911 Call Tracking Site Stirs Concern
Frosty Piss writes, "This story comes from the Seattle Post-Intellegencer. For the past year, John Eberly has operated Seattle911.com, a site that until this week took real-time feeds of 911 calls from the Seattle Fire Department and plotted them on Google Maps. But on learning of Eberly's site, officials cited 'security concerns' and altered the way they display 911 calls on their Web site, changing the format from text to graphical, preventing Eberly from acquiring the raw data. (Several programmers are quoted musing how trivial it would be to work around this evasion.) Fire officials worry that allowing others to display where fire crews are on an Internet map could make things easier if terrorists were planning an attack. That logic left Eberly and others scratching their heads, as the information continues to be publicly available on the Fire Department's site. 'We're not obligated to provide this information. It's something that we did for customer service in the first place,' a Fire Department spokesperson said. So is this public information? Should the data be available to the public in real time?" The Seattle P-I story ends with a quote from Bruce Schneier: "The government is not saying, 'Hey, this data needs to be secret,' they are saying, 'This data needs to be inconvenient to get to.'"
Come on, does anyone really think that making the information a tiny bit harder to get is going to discourage real terrorists? Why do so many people persist in the idea that if we make the world hard to use that bad people won't be able to use it, bad people are the ones who will invest the time to learn how to work the system. A change like this does one thing, inconvieniences those people who may have found some use for this program. It doesn't stop terrorist, it doesn't help the public, it doesn't even make a good public relations story. How long before someone rebuilds the site to grab the graphics and translate them do you think? And how long after that before the govenment makes the data in those funny letters on forums at which point they may as well not even publish it. Every time I think I've grasped the limit of stupidity it moves further and further away...
There are two kinds of fool One says 'This is old therefore good' Another says 'This is new therefore better'- Dean Ing
If we're not a first responder, why do we need the info in real time? I'd agree with letting the information out, but delaying it for, say an hour or so. Not to make it inconvenient to get to, just not immediate info.
Terrorism risk my ass. My guess as to the real concern? The politicians are afraid that people might see how damned dangerous certain parts of town (read: slums) really are, sending property values into the crapper and perhaps launching a round of White Flight. You see, it's easier to deny a problem exists (or mask the extent) than to fix it.

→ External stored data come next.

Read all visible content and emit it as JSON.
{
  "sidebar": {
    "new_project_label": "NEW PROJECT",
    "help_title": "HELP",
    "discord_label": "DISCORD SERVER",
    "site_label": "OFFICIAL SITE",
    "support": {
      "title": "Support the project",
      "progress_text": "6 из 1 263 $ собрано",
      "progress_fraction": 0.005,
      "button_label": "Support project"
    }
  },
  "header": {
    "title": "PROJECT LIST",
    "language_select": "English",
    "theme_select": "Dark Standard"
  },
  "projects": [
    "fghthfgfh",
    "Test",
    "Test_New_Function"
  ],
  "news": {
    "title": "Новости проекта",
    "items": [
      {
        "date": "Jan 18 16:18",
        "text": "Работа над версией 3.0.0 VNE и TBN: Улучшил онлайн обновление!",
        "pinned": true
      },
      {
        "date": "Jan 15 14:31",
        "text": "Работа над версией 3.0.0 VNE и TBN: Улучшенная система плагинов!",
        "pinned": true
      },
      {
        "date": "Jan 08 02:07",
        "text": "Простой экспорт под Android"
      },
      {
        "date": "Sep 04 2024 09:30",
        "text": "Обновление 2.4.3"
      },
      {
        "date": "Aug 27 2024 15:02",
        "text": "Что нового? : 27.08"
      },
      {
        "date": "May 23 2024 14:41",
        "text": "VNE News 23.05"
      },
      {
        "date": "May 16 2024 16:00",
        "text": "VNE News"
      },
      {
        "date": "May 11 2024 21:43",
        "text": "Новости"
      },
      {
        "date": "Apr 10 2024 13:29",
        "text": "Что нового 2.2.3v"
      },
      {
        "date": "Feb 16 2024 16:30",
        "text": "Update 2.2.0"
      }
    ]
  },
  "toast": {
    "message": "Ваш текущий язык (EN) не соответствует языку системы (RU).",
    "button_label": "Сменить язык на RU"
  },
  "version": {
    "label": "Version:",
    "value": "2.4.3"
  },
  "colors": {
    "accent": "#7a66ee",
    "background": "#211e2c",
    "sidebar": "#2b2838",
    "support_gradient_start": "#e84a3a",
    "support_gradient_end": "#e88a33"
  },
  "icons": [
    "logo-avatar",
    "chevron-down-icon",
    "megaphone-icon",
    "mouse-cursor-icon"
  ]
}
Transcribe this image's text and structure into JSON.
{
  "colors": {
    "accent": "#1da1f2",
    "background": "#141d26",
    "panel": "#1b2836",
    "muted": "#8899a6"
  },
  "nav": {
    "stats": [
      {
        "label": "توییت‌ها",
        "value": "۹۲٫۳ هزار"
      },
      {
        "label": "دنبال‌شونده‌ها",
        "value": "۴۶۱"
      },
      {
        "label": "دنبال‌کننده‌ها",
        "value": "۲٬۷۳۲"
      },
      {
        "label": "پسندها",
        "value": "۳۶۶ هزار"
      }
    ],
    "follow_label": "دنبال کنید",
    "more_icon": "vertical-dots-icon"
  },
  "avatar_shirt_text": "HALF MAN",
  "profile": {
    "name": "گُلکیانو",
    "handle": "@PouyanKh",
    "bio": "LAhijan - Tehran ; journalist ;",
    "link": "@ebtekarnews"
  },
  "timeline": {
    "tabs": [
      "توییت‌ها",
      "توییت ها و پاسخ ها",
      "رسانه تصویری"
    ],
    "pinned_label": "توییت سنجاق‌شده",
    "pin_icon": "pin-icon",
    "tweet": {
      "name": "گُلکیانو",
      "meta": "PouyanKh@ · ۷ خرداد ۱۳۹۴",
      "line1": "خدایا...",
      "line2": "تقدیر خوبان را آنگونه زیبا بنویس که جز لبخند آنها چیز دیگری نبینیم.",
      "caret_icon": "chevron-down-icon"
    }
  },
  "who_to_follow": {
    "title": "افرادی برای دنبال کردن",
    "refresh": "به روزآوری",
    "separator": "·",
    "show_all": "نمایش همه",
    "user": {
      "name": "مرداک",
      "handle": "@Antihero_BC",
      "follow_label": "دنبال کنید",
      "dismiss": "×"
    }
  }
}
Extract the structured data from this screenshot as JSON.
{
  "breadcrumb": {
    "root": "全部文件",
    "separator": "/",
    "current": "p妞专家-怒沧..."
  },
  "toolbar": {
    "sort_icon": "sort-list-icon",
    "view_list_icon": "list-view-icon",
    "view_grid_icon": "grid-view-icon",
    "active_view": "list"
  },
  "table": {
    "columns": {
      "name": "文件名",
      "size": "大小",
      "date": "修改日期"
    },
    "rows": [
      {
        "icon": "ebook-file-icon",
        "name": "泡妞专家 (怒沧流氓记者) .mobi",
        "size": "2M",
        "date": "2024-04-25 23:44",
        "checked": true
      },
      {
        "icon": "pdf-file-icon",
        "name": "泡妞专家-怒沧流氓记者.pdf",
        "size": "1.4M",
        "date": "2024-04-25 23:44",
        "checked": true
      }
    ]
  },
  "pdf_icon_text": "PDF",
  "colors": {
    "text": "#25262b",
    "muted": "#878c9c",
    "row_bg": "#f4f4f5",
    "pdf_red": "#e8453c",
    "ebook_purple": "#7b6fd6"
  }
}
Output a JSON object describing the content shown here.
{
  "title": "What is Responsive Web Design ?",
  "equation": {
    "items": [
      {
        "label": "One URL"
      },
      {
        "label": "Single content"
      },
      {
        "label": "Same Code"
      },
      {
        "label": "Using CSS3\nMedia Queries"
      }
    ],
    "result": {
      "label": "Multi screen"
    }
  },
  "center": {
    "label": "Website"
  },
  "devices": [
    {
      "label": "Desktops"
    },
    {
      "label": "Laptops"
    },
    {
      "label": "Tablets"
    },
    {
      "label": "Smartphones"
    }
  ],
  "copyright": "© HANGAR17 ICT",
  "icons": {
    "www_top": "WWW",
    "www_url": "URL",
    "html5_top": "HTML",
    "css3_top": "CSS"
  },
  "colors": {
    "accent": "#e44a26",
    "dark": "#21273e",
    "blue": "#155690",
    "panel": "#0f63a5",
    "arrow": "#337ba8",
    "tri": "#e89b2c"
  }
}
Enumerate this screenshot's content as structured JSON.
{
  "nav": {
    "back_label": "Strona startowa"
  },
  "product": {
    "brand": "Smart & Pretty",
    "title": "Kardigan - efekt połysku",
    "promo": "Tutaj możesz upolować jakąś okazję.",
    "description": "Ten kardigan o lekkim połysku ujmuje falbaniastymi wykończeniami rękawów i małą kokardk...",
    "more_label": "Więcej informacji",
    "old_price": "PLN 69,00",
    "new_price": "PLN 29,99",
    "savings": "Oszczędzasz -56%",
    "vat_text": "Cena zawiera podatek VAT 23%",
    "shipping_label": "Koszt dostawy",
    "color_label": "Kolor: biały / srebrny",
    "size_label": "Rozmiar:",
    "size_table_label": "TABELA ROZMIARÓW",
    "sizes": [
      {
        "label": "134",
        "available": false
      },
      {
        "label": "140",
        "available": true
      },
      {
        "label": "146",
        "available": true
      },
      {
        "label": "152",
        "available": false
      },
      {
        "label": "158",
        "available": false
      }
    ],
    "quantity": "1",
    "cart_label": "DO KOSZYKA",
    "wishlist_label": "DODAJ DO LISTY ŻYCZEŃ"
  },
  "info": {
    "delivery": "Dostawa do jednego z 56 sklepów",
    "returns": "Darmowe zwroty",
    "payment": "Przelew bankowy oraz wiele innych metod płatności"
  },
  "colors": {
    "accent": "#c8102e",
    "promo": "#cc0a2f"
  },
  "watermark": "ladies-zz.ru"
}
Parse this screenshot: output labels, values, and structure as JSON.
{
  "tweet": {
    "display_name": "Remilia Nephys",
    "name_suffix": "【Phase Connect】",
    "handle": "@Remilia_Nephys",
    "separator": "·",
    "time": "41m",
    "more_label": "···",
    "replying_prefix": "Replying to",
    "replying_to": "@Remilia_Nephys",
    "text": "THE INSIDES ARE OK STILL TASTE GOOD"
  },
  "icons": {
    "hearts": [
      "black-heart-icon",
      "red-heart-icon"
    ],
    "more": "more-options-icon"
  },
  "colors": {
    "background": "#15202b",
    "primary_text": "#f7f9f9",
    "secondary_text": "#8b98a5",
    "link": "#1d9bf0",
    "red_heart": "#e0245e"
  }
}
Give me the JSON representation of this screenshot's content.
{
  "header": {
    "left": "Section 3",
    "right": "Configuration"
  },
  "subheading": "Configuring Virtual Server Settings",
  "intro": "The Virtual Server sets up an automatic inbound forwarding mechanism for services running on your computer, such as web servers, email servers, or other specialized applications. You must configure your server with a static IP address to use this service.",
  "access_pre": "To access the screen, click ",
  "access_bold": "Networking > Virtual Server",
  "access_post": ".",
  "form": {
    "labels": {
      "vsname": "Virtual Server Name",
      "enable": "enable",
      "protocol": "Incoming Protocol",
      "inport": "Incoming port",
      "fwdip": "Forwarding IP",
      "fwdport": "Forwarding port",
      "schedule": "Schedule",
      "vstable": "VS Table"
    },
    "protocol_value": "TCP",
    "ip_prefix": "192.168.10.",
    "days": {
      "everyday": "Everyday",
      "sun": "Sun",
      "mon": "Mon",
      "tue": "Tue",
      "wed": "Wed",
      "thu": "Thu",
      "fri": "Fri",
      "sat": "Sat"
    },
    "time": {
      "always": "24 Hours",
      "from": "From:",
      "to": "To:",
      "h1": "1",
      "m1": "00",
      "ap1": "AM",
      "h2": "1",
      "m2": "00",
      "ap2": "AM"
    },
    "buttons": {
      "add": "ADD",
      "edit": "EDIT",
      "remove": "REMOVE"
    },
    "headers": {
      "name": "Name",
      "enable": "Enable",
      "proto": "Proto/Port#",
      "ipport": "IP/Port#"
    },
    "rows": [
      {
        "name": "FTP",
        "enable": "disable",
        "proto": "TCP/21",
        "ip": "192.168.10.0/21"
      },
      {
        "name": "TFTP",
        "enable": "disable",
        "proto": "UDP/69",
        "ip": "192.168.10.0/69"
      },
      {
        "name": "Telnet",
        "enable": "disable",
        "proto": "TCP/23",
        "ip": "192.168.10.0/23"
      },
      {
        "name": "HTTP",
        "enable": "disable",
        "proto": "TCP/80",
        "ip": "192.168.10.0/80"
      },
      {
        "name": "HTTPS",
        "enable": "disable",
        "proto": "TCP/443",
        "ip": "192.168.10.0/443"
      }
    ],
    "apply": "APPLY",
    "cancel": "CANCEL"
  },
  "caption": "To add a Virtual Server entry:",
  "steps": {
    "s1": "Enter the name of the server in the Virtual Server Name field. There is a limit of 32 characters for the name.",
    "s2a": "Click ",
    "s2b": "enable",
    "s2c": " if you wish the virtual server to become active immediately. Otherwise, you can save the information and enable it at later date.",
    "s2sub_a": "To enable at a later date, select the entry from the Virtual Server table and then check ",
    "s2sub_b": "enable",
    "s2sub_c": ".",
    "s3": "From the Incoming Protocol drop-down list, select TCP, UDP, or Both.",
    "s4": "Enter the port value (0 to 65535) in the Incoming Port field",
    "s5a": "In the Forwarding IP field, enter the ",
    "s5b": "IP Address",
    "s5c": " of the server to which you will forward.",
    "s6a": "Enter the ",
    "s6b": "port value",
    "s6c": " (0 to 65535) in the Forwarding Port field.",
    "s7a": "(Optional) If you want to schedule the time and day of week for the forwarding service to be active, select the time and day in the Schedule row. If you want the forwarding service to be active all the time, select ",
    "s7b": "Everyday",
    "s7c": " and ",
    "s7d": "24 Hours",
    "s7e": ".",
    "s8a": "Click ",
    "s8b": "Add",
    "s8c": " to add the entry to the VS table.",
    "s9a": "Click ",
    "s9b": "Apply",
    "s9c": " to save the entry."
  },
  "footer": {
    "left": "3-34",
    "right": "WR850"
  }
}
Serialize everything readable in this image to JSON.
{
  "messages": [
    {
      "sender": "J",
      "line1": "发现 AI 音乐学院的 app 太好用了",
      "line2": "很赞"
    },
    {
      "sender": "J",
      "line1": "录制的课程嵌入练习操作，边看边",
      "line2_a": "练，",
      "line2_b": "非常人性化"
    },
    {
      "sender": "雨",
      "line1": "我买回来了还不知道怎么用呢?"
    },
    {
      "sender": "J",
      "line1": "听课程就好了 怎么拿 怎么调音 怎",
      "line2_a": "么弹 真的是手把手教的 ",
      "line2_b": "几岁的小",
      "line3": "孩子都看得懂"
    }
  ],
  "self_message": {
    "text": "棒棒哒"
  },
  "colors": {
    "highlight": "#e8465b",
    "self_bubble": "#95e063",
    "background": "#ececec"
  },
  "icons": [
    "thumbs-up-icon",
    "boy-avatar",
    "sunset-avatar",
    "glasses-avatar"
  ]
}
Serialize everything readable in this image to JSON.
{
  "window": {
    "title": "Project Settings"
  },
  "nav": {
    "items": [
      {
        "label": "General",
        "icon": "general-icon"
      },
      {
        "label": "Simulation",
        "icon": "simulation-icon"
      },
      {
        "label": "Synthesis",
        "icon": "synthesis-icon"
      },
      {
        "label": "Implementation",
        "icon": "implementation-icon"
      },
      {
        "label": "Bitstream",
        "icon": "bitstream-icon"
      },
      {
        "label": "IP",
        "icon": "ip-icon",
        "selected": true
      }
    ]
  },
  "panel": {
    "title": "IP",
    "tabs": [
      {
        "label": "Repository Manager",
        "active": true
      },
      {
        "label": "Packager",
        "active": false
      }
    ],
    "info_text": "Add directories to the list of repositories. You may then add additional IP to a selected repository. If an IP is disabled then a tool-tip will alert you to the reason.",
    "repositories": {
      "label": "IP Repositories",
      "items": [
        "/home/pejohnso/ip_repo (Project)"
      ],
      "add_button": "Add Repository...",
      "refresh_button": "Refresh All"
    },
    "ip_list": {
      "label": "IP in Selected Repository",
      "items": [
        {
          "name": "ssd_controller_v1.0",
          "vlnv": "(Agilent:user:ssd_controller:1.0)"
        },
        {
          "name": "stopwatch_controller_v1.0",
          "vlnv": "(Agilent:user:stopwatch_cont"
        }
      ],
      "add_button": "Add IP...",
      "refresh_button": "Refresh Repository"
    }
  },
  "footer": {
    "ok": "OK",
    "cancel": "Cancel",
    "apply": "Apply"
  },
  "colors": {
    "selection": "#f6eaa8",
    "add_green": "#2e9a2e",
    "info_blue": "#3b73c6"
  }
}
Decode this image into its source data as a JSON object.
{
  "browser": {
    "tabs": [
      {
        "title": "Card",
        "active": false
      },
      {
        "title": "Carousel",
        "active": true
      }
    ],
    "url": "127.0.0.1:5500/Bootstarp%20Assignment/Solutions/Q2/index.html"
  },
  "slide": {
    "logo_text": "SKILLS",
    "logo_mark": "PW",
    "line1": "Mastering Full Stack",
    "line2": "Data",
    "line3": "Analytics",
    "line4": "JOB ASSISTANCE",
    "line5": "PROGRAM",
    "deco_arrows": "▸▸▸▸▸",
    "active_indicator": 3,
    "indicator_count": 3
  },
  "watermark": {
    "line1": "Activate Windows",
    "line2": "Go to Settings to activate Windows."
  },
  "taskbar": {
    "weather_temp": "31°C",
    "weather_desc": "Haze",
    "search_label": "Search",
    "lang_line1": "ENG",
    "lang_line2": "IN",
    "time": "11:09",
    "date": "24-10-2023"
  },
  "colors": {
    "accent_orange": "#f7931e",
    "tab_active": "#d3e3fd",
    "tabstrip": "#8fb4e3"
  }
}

All the typical poli behaviours are here on display -- denial, obfuscation, evasion and just plain old lying.
Except that they're not going to sit and wait for a bunch of fires to spontaneously sprout at the other side of the city, then run into another building with a match. If they really wanted to do that, they would *set* several fires at the other side of the city. And you don't need to track firetrucks to know that that's where they're going to be.